Typical Cardinal logic, lol. Experience only counts if it's in the playoffs. Unbelievable.
Shhh... they is teachin us how to be the best fans ever...
I simply made a clear point that if you compared the two rosters -- the Cards and the Reds -- the Cardinals have played in far more playoff games. That's it.
If you don't think there's a difference between winning a game deep in October and winning a game in the middle of June... Well, you and I just will never agree.

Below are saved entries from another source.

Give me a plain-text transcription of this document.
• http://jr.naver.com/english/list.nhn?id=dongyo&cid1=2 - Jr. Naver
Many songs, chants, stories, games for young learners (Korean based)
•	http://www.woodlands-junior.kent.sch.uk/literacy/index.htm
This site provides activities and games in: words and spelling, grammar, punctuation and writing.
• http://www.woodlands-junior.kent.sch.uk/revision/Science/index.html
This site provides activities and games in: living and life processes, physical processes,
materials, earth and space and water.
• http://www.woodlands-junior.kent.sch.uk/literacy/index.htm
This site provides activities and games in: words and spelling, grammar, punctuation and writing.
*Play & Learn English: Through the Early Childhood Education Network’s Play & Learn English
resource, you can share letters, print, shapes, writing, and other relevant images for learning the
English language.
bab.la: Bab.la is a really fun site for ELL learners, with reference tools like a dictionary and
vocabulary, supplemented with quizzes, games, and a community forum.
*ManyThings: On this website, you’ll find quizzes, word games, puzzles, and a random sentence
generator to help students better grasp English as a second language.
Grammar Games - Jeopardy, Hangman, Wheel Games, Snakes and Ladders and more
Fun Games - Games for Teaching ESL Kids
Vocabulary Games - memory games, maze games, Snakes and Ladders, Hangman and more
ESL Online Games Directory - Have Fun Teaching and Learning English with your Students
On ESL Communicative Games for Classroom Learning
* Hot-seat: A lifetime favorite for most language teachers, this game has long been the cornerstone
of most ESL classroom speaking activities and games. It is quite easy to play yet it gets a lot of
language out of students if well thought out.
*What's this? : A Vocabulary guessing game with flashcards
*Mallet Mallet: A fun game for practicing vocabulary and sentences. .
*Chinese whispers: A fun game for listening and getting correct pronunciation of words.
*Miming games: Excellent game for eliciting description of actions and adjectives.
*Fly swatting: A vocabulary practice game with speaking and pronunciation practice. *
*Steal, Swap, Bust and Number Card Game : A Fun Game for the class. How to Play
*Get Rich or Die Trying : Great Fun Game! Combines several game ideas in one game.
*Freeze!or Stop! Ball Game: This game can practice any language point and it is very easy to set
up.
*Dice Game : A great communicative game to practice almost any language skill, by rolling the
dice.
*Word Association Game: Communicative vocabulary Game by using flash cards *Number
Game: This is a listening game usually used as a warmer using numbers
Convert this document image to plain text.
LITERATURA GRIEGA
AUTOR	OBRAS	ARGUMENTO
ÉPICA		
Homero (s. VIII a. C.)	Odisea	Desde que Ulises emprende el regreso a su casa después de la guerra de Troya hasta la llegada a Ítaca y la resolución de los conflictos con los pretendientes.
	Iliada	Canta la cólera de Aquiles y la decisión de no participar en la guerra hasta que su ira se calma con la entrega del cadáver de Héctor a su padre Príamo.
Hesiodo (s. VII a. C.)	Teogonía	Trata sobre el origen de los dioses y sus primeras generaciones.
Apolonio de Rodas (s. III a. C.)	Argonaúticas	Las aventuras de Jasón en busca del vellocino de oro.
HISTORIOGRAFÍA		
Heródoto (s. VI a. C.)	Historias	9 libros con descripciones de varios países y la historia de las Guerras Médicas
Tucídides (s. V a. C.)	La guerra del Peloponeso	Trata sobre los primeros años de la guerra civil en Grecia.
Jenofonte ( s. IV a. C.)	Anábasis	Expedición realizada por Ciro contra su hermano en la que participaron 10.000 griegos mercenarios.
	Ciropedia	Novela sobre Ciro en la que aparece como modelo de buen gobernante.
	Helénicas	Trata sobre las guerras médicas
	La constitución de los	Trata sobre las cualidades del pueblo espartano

Look, it took the Cardinals years of stubbing their toes in the playoffs before winning it all in 06 and later in 11. I'd argue that 06 team was one of the least talented to play for St. Louis in years. But when it came time to perform, they did. I absolutely believe it helped that many of the key contributors had played and won meaningful playoff games before.
[QUOTE=CardsFanBob;2882621I disagree wholeheartedly. There's a much bigger pressure in October baseball. I don't know how anyone can disagree with that.

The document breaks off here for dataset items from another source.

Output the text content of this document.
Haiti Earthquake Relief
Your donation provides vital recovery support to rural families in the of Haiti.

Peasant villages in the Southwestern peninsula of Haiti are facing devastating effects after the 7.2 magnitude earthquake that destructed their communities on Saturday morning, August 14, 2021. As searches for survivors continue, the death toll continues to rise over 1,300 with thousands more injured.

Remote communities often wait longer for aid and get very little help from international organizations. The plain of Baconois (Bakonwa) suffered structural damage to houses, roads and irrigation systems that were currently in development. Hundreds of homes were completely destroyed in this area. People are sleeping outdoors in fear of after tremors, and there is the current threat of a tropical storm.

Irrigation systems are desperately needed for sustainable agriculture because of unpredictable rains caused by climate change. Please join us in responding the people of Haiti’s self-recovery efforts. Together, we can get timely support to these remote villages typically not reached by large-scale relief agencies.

Well, it does make a massive difference. That's not to say that the Reds couldn't win the division or wild card and then win the Series. They absolutely could. They have the talent. They have some postseason experience. But they haven't broken through that ceiling of winning a series.
Look, it took the Cardinals years of stubbing their toes in the playoffs before winning it all in 06 and later in 11. I'd argue that 06 team was one of the least talented to play for St. Louis in years. But when it came time to perform, they did. I absolutely believe it helped that many of the key contributors had played and won meaningful playoff games before.[/QUOTE]

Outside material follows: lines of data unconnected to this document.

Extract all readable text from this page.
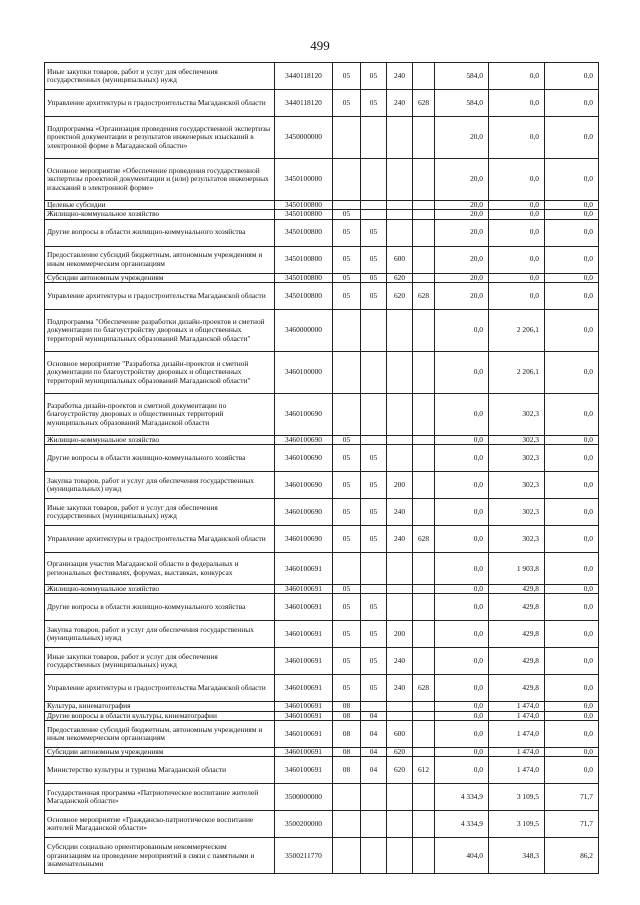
499
Иные закупки товаров, работ и услуг для обеспечения государственных (муниципальных) нужд	3440118120	05	05	240		584,0	0,0	0,0
Управление архитектуры и градостроительства Магаданской области	3440118120	05	05	240	628	584,0	0,0	0,0
Подпрограмма «Организация проведения государственной экспертизы проектной документации и результатов инженерных изысканий в электронной форме в Магаданской области»	3450000000					20,0	0,0	0,0
Основное мероприятие «Обеспечение проведения государственной экспертизы проектной документации и (или) результатов инженерных изысканий в электронной форме»	3450100000					20,0	0,0	0,0
Целевые субсидии	3450100800					20,0	0,0	0,0
Жилищно-коммунальное хозяйство	3450100800	05				20,0	0,0	0,0
Другие вопросы в области жилищно-коммунального хозяйства	3450100800	05	05			20,0	0,0	0,0
Предоставление субсидий бюджетным, автономным учреждениям и иным некоммерческим организациям	3450100800	05	05	600		20,0	0,0	0,0
Субсидии автономным учреждениям	3450100800	05	05	620		20,0	0,0	0,0
Управление архитектуры и градостроительства Магаданской области	3450100800	05	05	620	628	20,0	0,0	0,0
Подпрограмма "Обеспечение разработки дизайн-проектов и сметной документации по благоустройству дворовых и общественных территорий муниципальных образований Магаданской области"	3460000000					0,0	2 206,1	0,0
Основное мероприятие "Разработка дизайн-проектов и сметной документации по благоустройству дворовых и общественных территорий муниципальных образований Магаданской области"	3460100000					0,0	2 206,1	0,0
Разработка дизайн-проектов и сметной документации по благоустройству дворовых и общественных территорий муниципальных образований Магаданской области	3460100690					0,0	302,3	0,0
Жилищно-коммунальное хозяйство	3460100690	05				0,0	302,3	0,0
Другие вопросы в области жилищно-коммунального хозяйства	3460100690	05	05			0,0	302,3	0,0
Закупка товаров, работ и услуг для обеспечения государственных (муниципальных) нужд	3460100690	05	05	200		0,0	302,3	0,0
Иные закупки товаров, работ и услуг для обеспечения государственных (муниципальных) нужд	3460100690	05	05	240		0,0	302,3	0,0
Управление архитектуры и градостроительства Магаданской области	3460100690	05	05	240	628	0,0	302,3	0,0
Организация участия Магаданской области в федеральных и региональных фестивалях, форумах, выставках, конкурсах	3460100691					0,0	1 903,8	0,0
Жилищно-коммунальное хозяйство	3460100691	05				0,0	429,8	0,0
Другие вопросы в области жилищно-коммунального хозяйства	3460100691	05	05			0,0	429,8	0,0
Закупка товаров, работ и услуг для обеспечения государственных (муниципальных) нужд	3460100691	05	05	200		0,0	429,8	0,0
Иные закупки товаров, работ и услуг для обеспечения государственных (муниципальных) нужд	3460100691	05	05	240		0,0	429,8	0,0
Управление архитектуры и градостроительства Магаданской области	3460100691	05	05	240	628	0,0	429,8	0,0
Культура, кинематография	3460100691	08				0,0	1 474,0	0,0
Другие вопросы в области культуры, кинематографии	3460100691	08	04			0,0	1 474,0	0,0
Предоставление субсидий бюджетным, автономным учреждениям и иным некоммерческим организациям	3460100691	08	04	600		0,0	1 474,0	0,0
Субсидии автономным учреждениям	3460100691	08	04	620		0,0	1 474,0	0,0
Министерство культуры и туризма Магаданской области	3460100691	08	04	620	612	0,0	1 474,0	0,0
Государственная программа «Патриотическое воспитание жителей Магаданской области»	3500000000					4 334,9	3 109,5	71,7
Основное мероприятие «Гражданско-патриотическое воспитание жителей Магаданской области»	3500200000					4 334,9	3 109,5	71,7
Субсидии социально ориентированным некоммерческим организациям на проведение мероприятий в связи с памятными и знаменательными	3500211770					404,0	348,3	86,2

The Reds and Cardinals have each made the playoffs twice in the last three seasons. It really doesn't matter how many games in the playoffs they won or played. Playoff experience is playoff experience.
One thing most Cardinals have never done is win a division title. Something many Reds have done twice in the last three seasons. To be honest, it really doesn't matter all that much, what matters is that both teams have been in contention these past three seasons. Just like how many playoff games they won doesn't matter. All that matters is that they experienced the playoffs.
I was talking apples and you came out of nowhere trying to make a point about oranges.
Well, 90% of the topics on sports msg boards are silly points to argure if we're being technical.
The 06 Cardinals team proves the playoffs are a complete crap-shoot.
I understand it wasn't your original topic, but ajswartz brought up an interesting question, albeit a little early in the season to discuss, but: Who would you favor in a postseason series? The Reds or the Cardinals?
You say the Reds have more experience. If so, wouldn't that say be a determining factor in deciding who would be favored? It's a simple question, and an interesting one... at least to me.
And to answer your question: No, Trevor Rosenthal hasn't played in more playoff games than Brandon Phillips. Rosenthal has pitched in 7 playoff games. Phillips in 8. (Big difference, I know).
Rosie's stat line in those games: 8.2 IP, 2 hits, 2 walks, 15 Ks, 0.00 ERA, and a WHIP of 0.43.
Phillips stat line in the playoffs: 990 OPS, with 2 homers, and 8 RBIs.
Looks like both guys perform well under the bright lights.
Post season experience is overrated. The 1990's Atlanta Braves had a ton of playoff experience and they had one World Series win to show for it. NO ONE cares what a team did or did not do from year to year. Generally, the playoffs reward the team whose pitching staff can sustain dominance for a month' s time. Whether it is two or three starters and a core group of shut down relievers.... But to say experience makes a team better or worse in the post season because the franchise was there the year before is pretty ludicrous. Look at the 1990 World Series. If experience counted for anything, that Series should have been ALL Athletics. But, in then end, Rijo and the bullpen were lights out, and just being there the previous two years did nothing for Oakland.